During the 24-week follow-up period in MAGNOLIA (48 weeks post-randomisation and 36 weeks after the second injection), 11 of the 28 patients originally treated with TA received rescue therapy and 3 were withdrawn because of an adverse event. Thus, 14 of the 28 patients (50%) required no rescue therapy. Three of the seven patients who had been in the PEACHTREE control arm received rescue therapy and two others withdrew.

MAGNOLIA investigated median time to rescue treatment during the extension period as its primary endpoint and showed that it was significantly longer in the triamcinolone group than in the control arm, 257 days vs. 55.5 days. At the end of the study, patients originally treated with suprachoroidal TA had a mean BCVA gain from baseline (PEACHTREE entry) of 12.1 ETDRS letters and a mean CST reduction of 174.5 μm.

Safety review

No serious adverse events considered by the investigators to be related to treatment with suprachoroidal TA were recorded during PEACHTREE or MAGNOLIA. In PEACHTREE, the rate of elevated IOP pertaining to the corticosteroid (this analysis excludes events on the day of the procedure) was higher in the control group than in the triamcinolone arm (15.6% vs 11.5%) and the rate of cataract formation was only slightly higher in the triamcinolone group than among eyes receiving sham injection (7.3% vs 6.3%).

“It is important to note that in PEACHTREE, the suprachoroidal TA injection was well-tolerated and associated with a lower rate of elevated IOP than the sham control procedure where rescue therapies could be administered during the trial,” Dr Yeh said.

Implementing the new corticosteroid platform

Dr Yeh noted that all investigators participating in the premarketing clinical trials received special training for administering the injection.

“The procedure used for suprachoroidal TA injection is a nuanced technique.
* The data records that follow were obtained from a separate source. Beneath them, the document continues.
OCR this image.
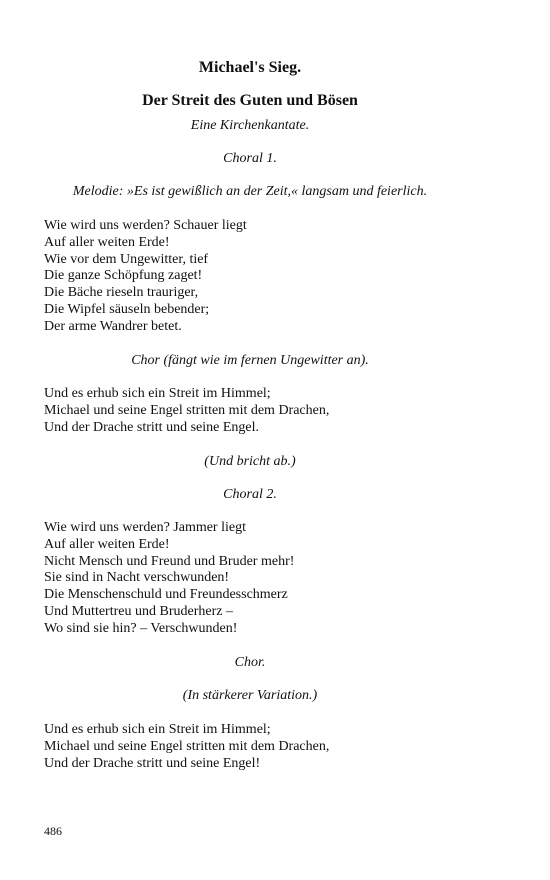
Michael's Sieg.
Der Streit des Guten und Bösen
Eine Kirchenkantate.
Choral 1.
Melodie: »Es ist gewißlich an der Zeit,« langsam und feierlich.
Wie wird uns werden? Schauer liegt
Auf aller weiten Erde!
Wie vor dem Ungewitter, tief
Die ganze Schöpfung zaget!
Die Bäche rieseln trauriger,
Die Wipfel säuseln bebender;
Der arme Wandrer betet.
Chor (fängt wie im fernen Ungewitter an).
Und es erhub sich ein Streit im Himmel;
Michael und seine Engel stritten mit dem Drachen,
Und der Drache stritt und seine Engel.
(Und bricht ab.)
Choral 2.
Wie wird uns werden? Jammer liegt
Auf aller weiten Erde!
Nicht Mensch und Freund und Bruder mehr!
Sie sind in Nacht verschwunden!
Die Menschenschuld und Freundesschmerz
Und Muttertreu und Bruderherz –
Wo sind sie hin? – Verschwunden!
Chor.
(In stärkerer Variation.)
Und es erhub sich ein Streit im Himmel;
Michael und seine Engel stritten mit dem Drachen,
Und der Drache stritt und seine Engel!
486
However, it is very reproducible, can be learned by any ophthalmologist who is comfortable administering intraocular injections, and is well-tolerated by patients,” he said.

Dr Yeh is a consultant to Clearside Biomedical, Bausch + Lomb, Allergan, Regenxbio, Adverum Biotechnologies, and Buoy Health.

References
1. Khurana RN, et al. Br J Ophthalmol. 2021 Mar 12:bjophthalmol-2020-317560. doi: 10.1136/bjophthalmol-2020-317560. Epub ahead of print.
2. Yeh S, et al; PEACHTREE Study Investigators. Efficacy and safety of suprachoroidal CLS-TA for macular oedema secondary to noninfectious uveitis: phase 3 randomised trial. Ophthalmology. 2020 Jul;127(7):948-955. doi: 10.1016/j.ophtha.2020.01.006.